The policy is automatically registered via Airflow's plugin entrypoint system.

Configuration

Create a reservations_config.json file in your DAGs folder:

{
  "reservation_config": [
    {
      "tag": "standard",
      "reservation": "projects/{project}/locations/{location}/reservations/{name}",
      "tasks": [
        "finance_dag.daily_report",
        "etl_dag.load_analytics"
      ]
    },
    {
      "tag": "on_demand",
      "reservation": "none",
      "tasks": [
        "adhoc_dag.quick_query"
      ]
    },
    {
      "tag": "default",
      "reservation": null,
      "tasks": [
        "marketing_dag.calculate_roas"
      ]
    }
  ]
}

Configuration Fields

Field Description
tag Human-readable label for the reservation group
reservation See values below
tasks Array of "dag_id.task_id" patterns

Reservation values:

Value Behavior
"projects/.../locations/.../reservations/..." Injects that reservation into the SQL
"none" Explicitly use on-demand capacity
null Skips the task

Configuration Path

By default, the config file is loaded from $AIRFLOW_HOME/dags/reservations_config.json.
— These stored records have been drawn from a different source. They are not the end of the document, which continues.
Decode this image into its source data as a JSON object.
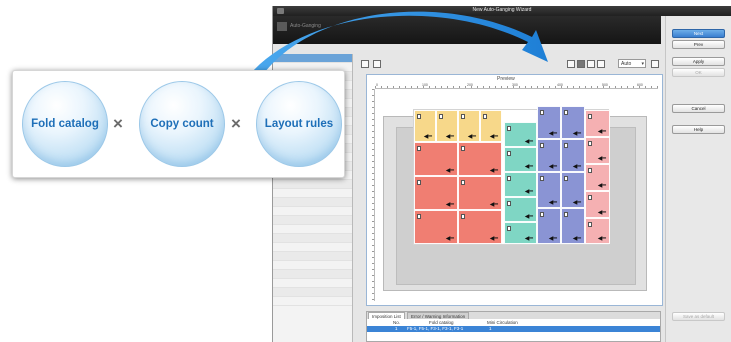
{
  "window": {
    "title": "New Auto-Ganging Wizard",
    "header_text": "Auto-Ganging"
  },
  "toolbar": {
    "zoom_value": "Auto"
  },
  "preview": {
    "label": "Preview",
    "ruler_numbers": [
      "0",
      "100",
      "200",
      "300",
      "400",
      "500",
      "600"
    ]
  },
  "buttons": {
    "next": "Next",
    "prev": "Prev",
    "apply": "Apply",
    "ok": "OK",
    "cancel": "Cancel",
    "help": "Help",
    "save_default": "Save as default"
  },
  "bottom": {
    "tabs": [
      "Imposition List",
      "Error / Warning Information"
    ],
    "columns": [
      "No.",
      "Fold catalog",
      "Mini Circulation"
    ],
    "rows": [
      [
        "1",
        "F5-1, F5-1, F3-1, F3-1, F3-1",
        "1"
      ]
    ]
  },
  "callout": {
    "items": [
      "Fold catalog",
      "Copy count",
      "Layout rules"
    ],
    "operator": "×"
  },
  "colors": {
    "accent": "#2f86dd",
    "bubble_text": "#1e6fb8",
    "cell_yellow": "#f7d88a",
    "cell_red": "#f07e72",
    "cell_teal": "#7fd6c4",
    "cell_blue": "#8a94d4",
    "cell_pink": "#f5b0b2"
  }
}
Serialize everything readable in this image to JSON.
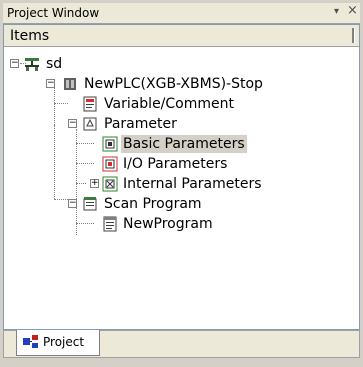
{
  "window": {
    "title": "Project Window",
    "pin_glyph": "▾",
    "close_glyph": "×"
  },
  "header": {
    "label": "Items"
  },
  "tree": [
    {
      "label": "sd",
      "icon": "network-icon",
      "expander": "−"
    },
    {
      "label": "NewPLC(XGB-XBMS)-Stop",
      "icon": "plc-icon",
      "expander": "−"
    },
    {
      "label": "Variable/Comment",
      "icon": "variable-comment-icon"
    },
    {
      "label": "Parameter",
      "icon": "parameter-icon",
      "expander": "−"
    },
    {
      "label": "Basic Parameters",
      "icon": "basic-parameters-icon",
      "selected": true
    },
    {
      "label": "I/O Parameters",
      "icon": "io-parameters-icon"
    },
    {
      "label": "Internal Parameters",
      "icon": "internal-parameters-icon",
      "expander": "+"
    },
    {
      "label": "Scan Program",
      "icon": "scan-program-icon",
      "expander": "−"
    },
    {
      "label": "NewProgram",
      "icon": "program-icon"
    }
  ],
  "tabs": [
    {
      "label": "Project",
      "icon": "project-tab-icon"
    }
  ],
  "colors": {
    "selection": "#d4d0c8",
    "panel_border": "#7f9db9",
    "chrome": "#ece9d8"
  }
}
Override the path using the RESERVATIONS_CONFIG_PATH environment variable:

export RESERVATIONS_CONFIG_PATH=/custom/path/to/config.json

TaskGroups and Dynamic Tasks

For tasks inside TaskGroups, use the full task ID path as it appears in Airflow:

{
  "reservation_config": [
    {
      "tag": "standard",
      "reservation": "projects/{project}/locations/{location}/reservations/{name}",
      "tasks": [
        "my_dag.my_task_group.inner_task"
      ]
    }
  ]
}

How It Works

When Airflow parses your DAGs, this plugin's task_policy hook is called for each task. For BigQuery tasks, it:

  1. Extracts dag_id and task_id from the task
  2. Looks up dag_id.task_id in the configuration file
  3. If found, assigns the task to a reservation

Usage in Python Operators

For custom BigQuery API calls in PythonOperator, use the provided API:

from airflow_reservations import get_reservation

def my_bigquery_task(**context):
    dag_id = context['dag'].dag_id
    task_id = context['task'].task_id

    # Look up reservation for this task
    reservation = get_reservation(dag_id, task_id)

    if reservation:
        # Prepend to your SQL
        sql = f"SET @@reservation='{reservation}';\n{your_sql}"
    else:
        sql = your_sql

    # Execute with BigQuery client...

API Reference

get_reservation(dag_id: str, task_id: str) -> str | None

Look up the reservation ID for a specific task.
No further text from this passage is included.